These same Democrats who rail against Trump used to rail against the people that brought us the Iraq and Afghanistan wars yet are glad to get into bed with war mongers like Liz Cheney. How can they not see this?
Recently, we’ve been hearing “Anyone But Trump” but the people who voted him into the White House in 2016 had already adopted that thinking with “Anyone But The Usual Cast Of Characters” that make up most politicans on BOTH sides. Before Trump, it’s been “Bush’s and Clinton’s” for forty plus years starting with Reagan and despite both parties getting their turns in power, what really changed? Nothing that really effects the average American.

Jonni IInferno
Jonni IInferno
2 years ago
Reply to  Jim Stanton

well – except that we keep getting the shaft and the bill for it
that is what never seems to change…

Cathy Carron
Cathy Carron
2 years ago
Reply to  Paddy Taylor

That said, one gets the distinct feeling that Biden is out to lunch (with the ice cream man!) and that he has handlers. Biden has never been a man of ‘vision’.
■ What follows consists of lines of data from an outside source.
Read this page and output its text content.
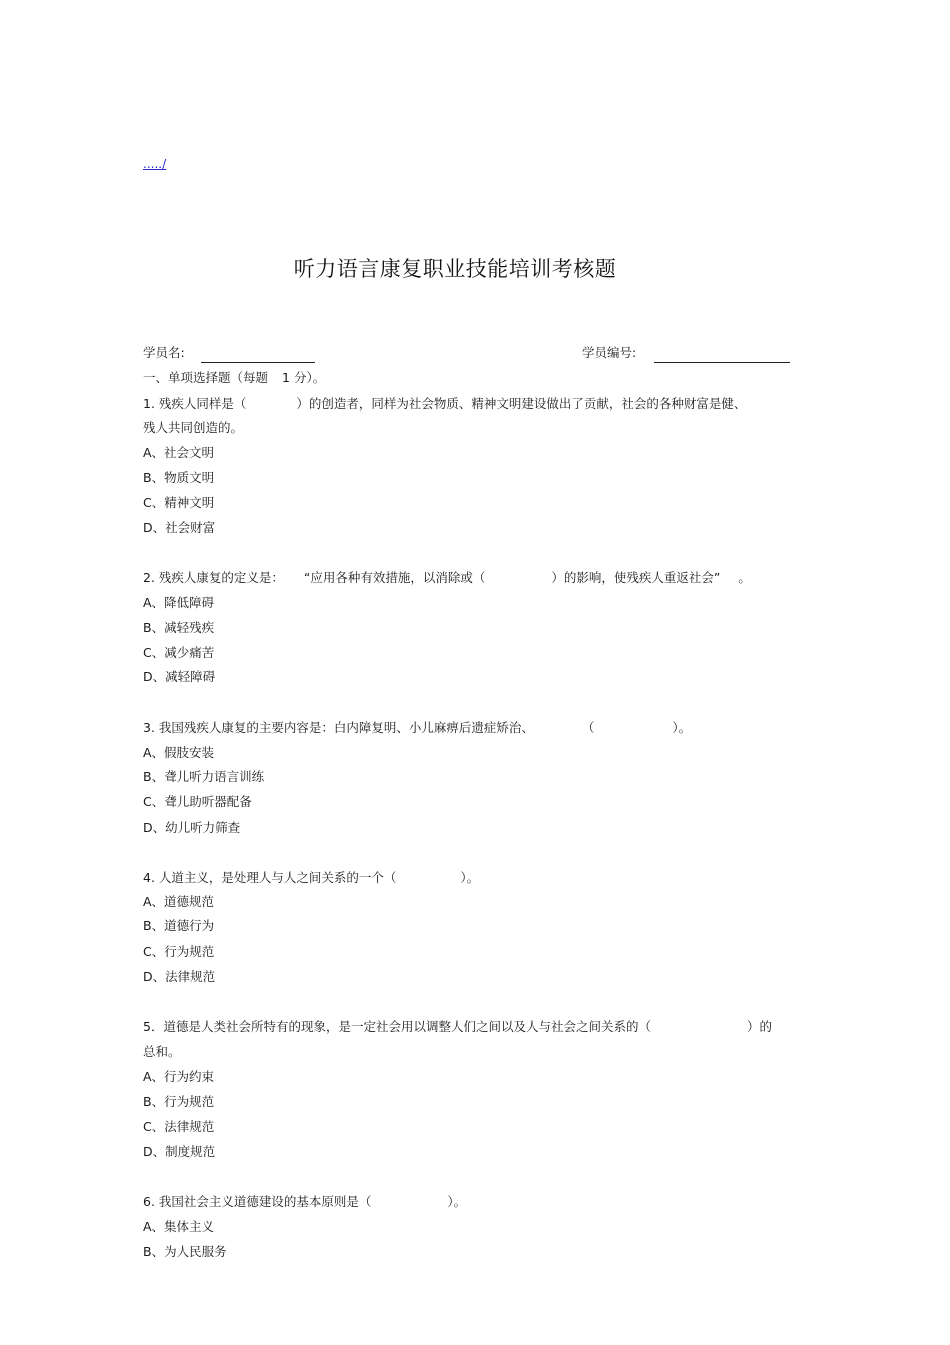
...../
听力语言康复职业技能培训考核题
学员名:	学员编号:
一、单项选择题（每题 1 分）。
1. 残疾人同样是（	）的创造者，同样为社会物质、精神文明建设做出了贡献，社会的各种财富是健、
残人共同创造的。
A、社会文明
B、物质文明
C、精神文明
D、社会财富
2. 残疾人康复的定义是： “应用各种有效措施，以消除或（	）的影响，使残疾人重返社会” 。
A、降低障碍
B、减轻残疾
C、减少痛苦
D、减轻障碍
3. 我国残疾人康复的主要内容是：白内障复明、小儿麻痹后遗症矫治、	（	）。
A、假肢安装
B、聋儿听力语言训练
C、聋儿助听器配备
D、幼儿听力筛查
4. 人道主义，是处理人与人之间关系的一个（	）。
A、道德规范
B、道德行为
C、行为规范
D、法律规范
5．道德是人类社会所特有的现象，是一定社会用以调整人们之间以及人与社会之间关系的（	）的
总和。
A、行为约束
B、行为规范
C、法律规范
D、制度规范
6. 我国社会主义道德建设的基本原则是（	）。
A、集体主义
B、为人民服务
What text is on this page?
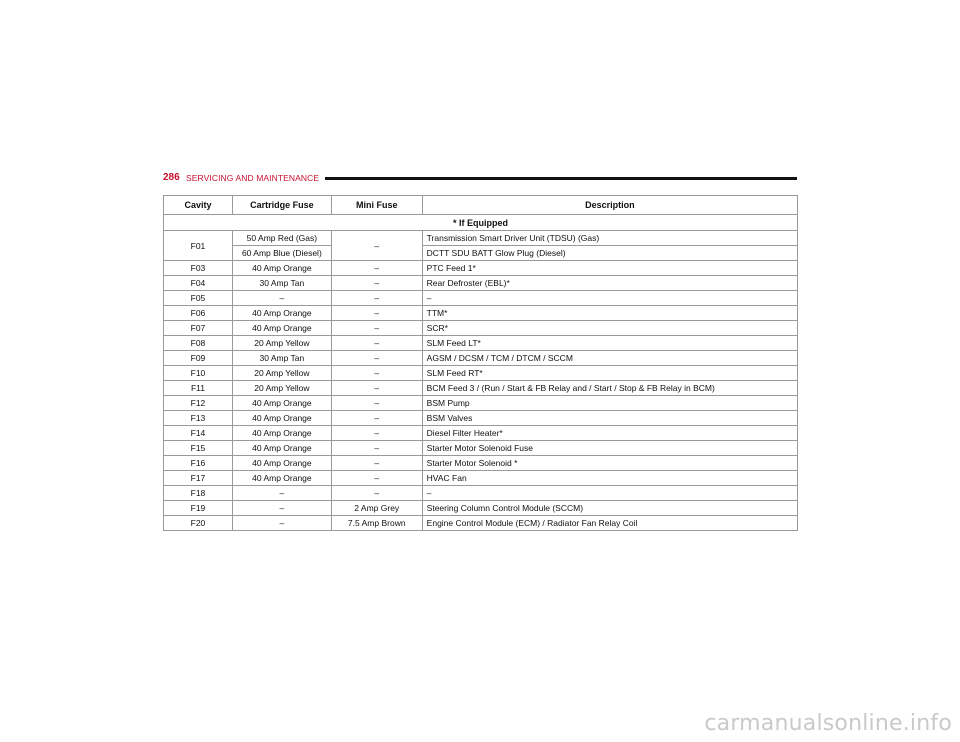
286 SERVICING AND MAINTENANCE
Cavity	Cartridge Fuse	Mini Fuse	Description
* If Equipped			
F01	50 Amp Red (Gas)	–	Transmission Smart Driver Unit (TDSU) (Gas)
	60 Amp Blue (Diesel)		DCTT SDU BATT Glow Plug (Diesel)
F03	40 Amp Orange	–	PTC Feed 1*
F04	30 Amp Tan	–	Rear Defroster (EBL)*
F05	–	–	–
F06	40 Amp Orange	–	TTM*
F07	40 Amp Orange	–	SCR*
F08	20 Amp Yellow	–	SLM Feed LT*
F09	30 Amp Tan	–	AGSM / DCSM / TCM / DTCM / SCCM
F10	20 Amp Yellow	–	SLM Feed RT*
F11	20 Amp Yellow	–	BCM Feed 3 / (Run / Start & FB Relay and / Start / Stop & FB Relay in BCM)
F12	40 Amp Orange	–	BSM Pump
F13	40 Amp Orange	–	BSM Valves
F14	40 Amp Orange	–	Diesel Filter Heater*
F15	40 Amp Orange	–	Starter Motor Solenoid Fuse
F16	40 Amp Orange	–	Starter Motor Solenoid *
F17	40 Amp Orange	–	HVAC Fan
F18	–	–	–
F19	–	2 Amp Grey	Steering Column Control Module (SCCM)
F20	–	7.5 Amp Brown	Engine Control Module (ECM) / Radiator Fan Relay Coil
carmanualsonline.info
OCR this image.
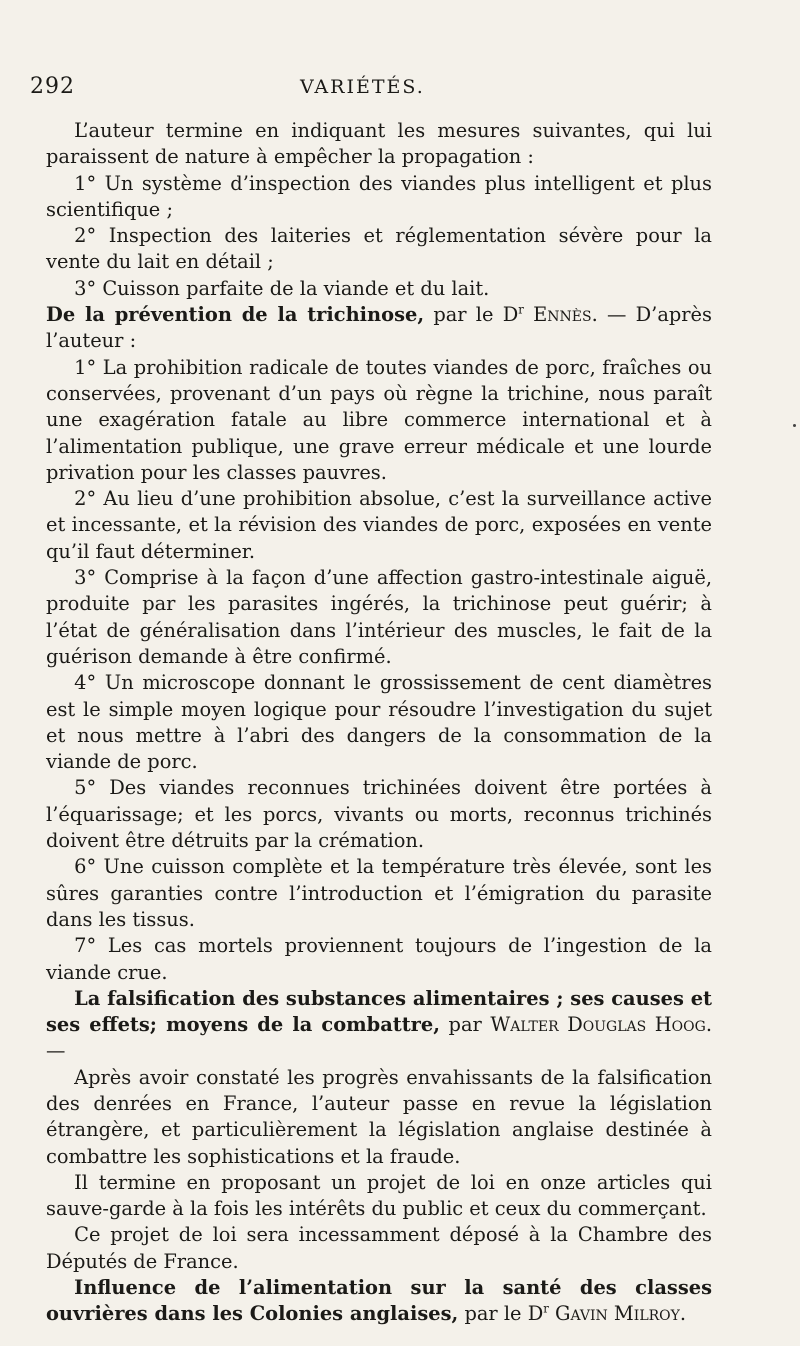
292	VARIÉTÉS.

L’auteur termine en indiquant les mesures suivantes, qui lui paraissent de nature à empêcher la propagation :

1° Un système d’inspection des viandes plus intelligent et plus scientifique ;

2° Inspection des laiteries et réglementation sévère pour la vente du lait en détail ;

3° Cuisson parfaite de la viande et du lait.

De la prévention de la trichinose, par le $D^r$ Ennès. — D’après l’auteur :

1° La prohibition radicale de toutes viandes de porc, fraîches ou conservées, provenant d’un pays où règne la trichine, nous paraît une exagération fatale au libre commerce international et à l’alimentation publique, une grave erreur médicale et une lourde privation pour les classes pauvres.

2° Au lieu d’une prohibition absolue, c’est la surveillance active et incessante, et la révision des viandes de porc, exposées en vente qu’il faut déterminer.

3° Comprise à la façon d’une affection gastro-intestinale aiguë, produite par les parasites ingérés, la trichinose peut guérir; à l’état de généralisation dans l’intérieur des muscles, le fait de la guérison demande à être confirmé.

4° Un microscope donnant le grossissement de cent diamètres est le simple moyen logique pour résoudre l’investigation du sujet et nous mettre à l’abri des dangers de la consommation de la viande de porc.

5° Des viandes reconnues trichinées doivent être portées à l’équarissage; et les porcs, vivants ou morts, reconnus trichinés doivent être détruits par la crémation.

6° Une cuisson complète et la température très élevée, sont les sûres garanties contre l’introduction et l’émigration du parasite dans les tissus.

7° Les cas mortels proviennent toujours de l’ingestion de la viande crue.

La falsification des substances alimentaires ; ses causes et ses effets; moyens de la combattre, par Walter Douglas Hoog. —

Après avoir constaté les progrès envahissants de la falsification des denrées en France, l’auteur passe en revue la législation étrangère, et particulièrement la législation anglaise destinée à combattre les sophistications et la fraude.

Il termine en proposant un projet de loi en onze articles qui sauve-garde à la fois les intérêts du public et ceux du commerçant.

Ce projet de loi sera incessamment déposé à la Chambre des Députés de France.

Influence de l’alimentation sur la santé des classes ouvrières dans les Colonies anglaises, par le $D^r$ Gavin Milroy.
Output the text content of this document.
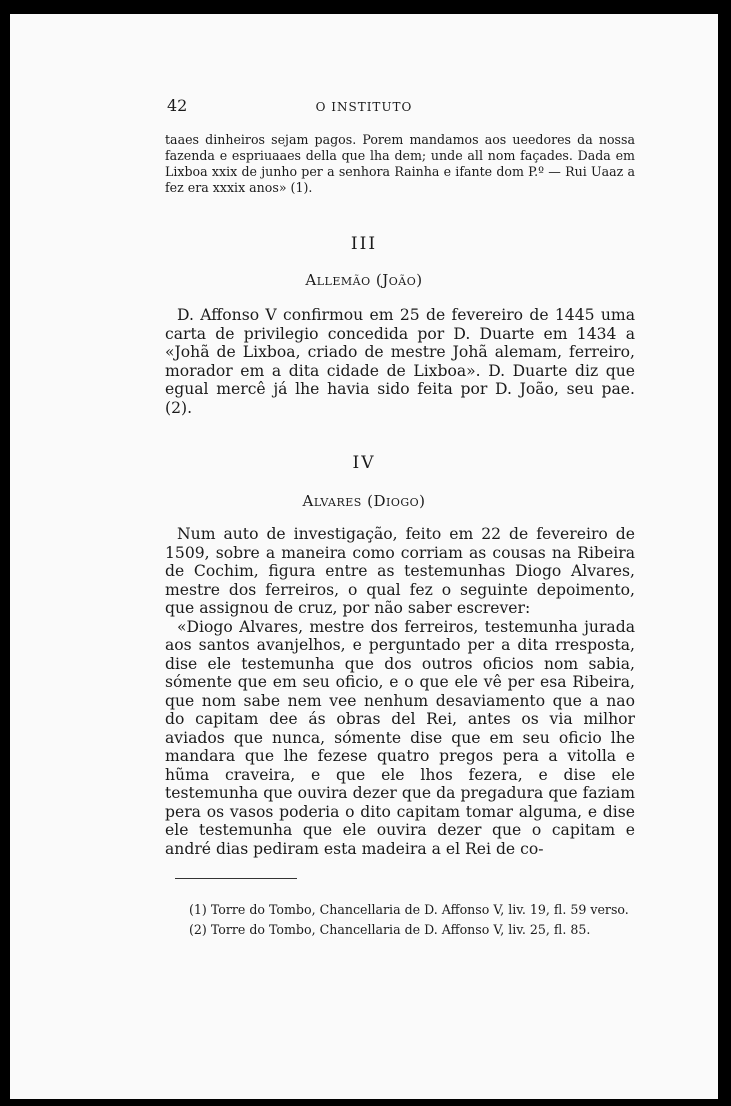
42	O INSTITUTO

taaes dinheiros sejam pagos. Porem mandamos aos ueedores da nossa fazenda e espriuaaes della que lha dem; unde all nom façades. Dada em Lixboa xxix de junho per a senhora Rainha e ifante dom P.º — Rui Uaaz a fez era xxxix anos» (1).

III
Allemão (João)

D. Affonso V confirmou em 25 de fevereiro de 1445 uma carta de privilegio concedida por D. Duarte em 1434 a «Johã de Lixboa, criado de mestre Johã alemam, ferreiro, morador em a dita cidade de Lixboa». D. Duarte diz que egual mercê já lhe havia sido feita por D. João, seu pae. (2).

IV
Alvares (Diogo)

Num auto de investigação, feito em 22 de fevereiro de 1509, sobre a maneira como corriam as cousas na Ribeira de Cochim, figura entre as testemunhas Diogo Alvares, mestre dos ferreiros, o qual fez o seguinte depoimento, que assignou de cruz, por não saber escrever:

«Diogo Alvares, mestre dos ferreiros, testemunha jurada aos santos avanjelhos, e perguntado per a dita rresposta, dise ele testemunha que dos outros oficios nom sabia, sómente que em seu oficio, e o que ele vê per esa Ribeira, que nom sabe nem vee nenhum desaviamento que a nao do capitam dee ás obras del Rei, antes os via milhor aviados que nunca, sómente dise que em seu oficio lhe mandara que lhe fezese quatro pregos pera a vitolla e hũma craveira, e que ele lhos fezera, e dise ele testemunha que ouvira dezer que da pregadura que faziam pera os vasos poderia o dito capitam tomar alguma, e dise ele testemunha que ele ouvira dezer que o capitam e andré dias pediram esta madeira a el Rei de co-

(1) Torre do Tombo, Chancellaria de D. Affonso V, liv. 19, fl. 59 verso.

(2) Torre do Tombo, Chancellaria de D. Affonso V, liv. 25, fl. 85.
Last edited 2 years ago by Cathy Carron
Rhonda Culwell
Rhonda Culwell
2 years ago
Reply to  Cathy Carron

Maybe those who elected him are out to lunch, too. After all, they voted for a man who did not even campaign, and who, as Vice President, couldn’t be trusted to make a public comment without looking ridiculous. Even back them, I cringed every time he spoke into a microphone. They had fair warning, and STILL chose him.

Phil Jayhan
Phil Jayhan
2 years ago
Reply to  Rhonda Culwell

I think it’s important to understand that It isn’t that the Democrats are out to lunch, but what stimuli they are trained to respond to. The democrat voters by and large respond most loyally to hate, hate speech, identity politics, and weave it all together with more frenzied hate. The Democrats no longer, if they ever did, have a platform of issues they stand for. Thus they can only oppose. This leads to the inevitable path of demonizing their opponents. But as most people learn in life, to keep the coals of hatred alive, it needs to be fed on a regular basis, with more hate and a further devaluing of their opponents, in this case the Conservatives and everyone else who isn’t them. Or else the fire dies.
The reason they hate what is right and correct is because they want something that is wrong and immoral. Their entire “platform” is based on plunder, taking from someone only to give it to someone else who didn’t earn it. Our entire Constitution and bill of Rights more then anything, was written to prohibit and end government plunder. Government was instituted to protect life, liberty and property, thus it would be a land ruled by law. The Law was instituted, again, to protect life, liberty and property and prohibit government plunder not to incite plunder.
But our Constitution and Laws have obviously been corrupted. Our current government now controls a vast apparatus and system of plunder. They no longer protect life, liberty nor property. Rather they oppose life, liberty and property ownership and believe themselves to be the rightful owners of this newfound vast hoard of American wealth, to do with as they please. I am not even certain that the subversion and damage to our Republic can be fixed any more. But I am not certain it can’t be either.
Cheers-
Phil

Jonni IInferno
Jonni IInferno
2 years ago
Reply to  Phil Jayhan

from one Phil to another
Your message has been read and approved 1776% !!!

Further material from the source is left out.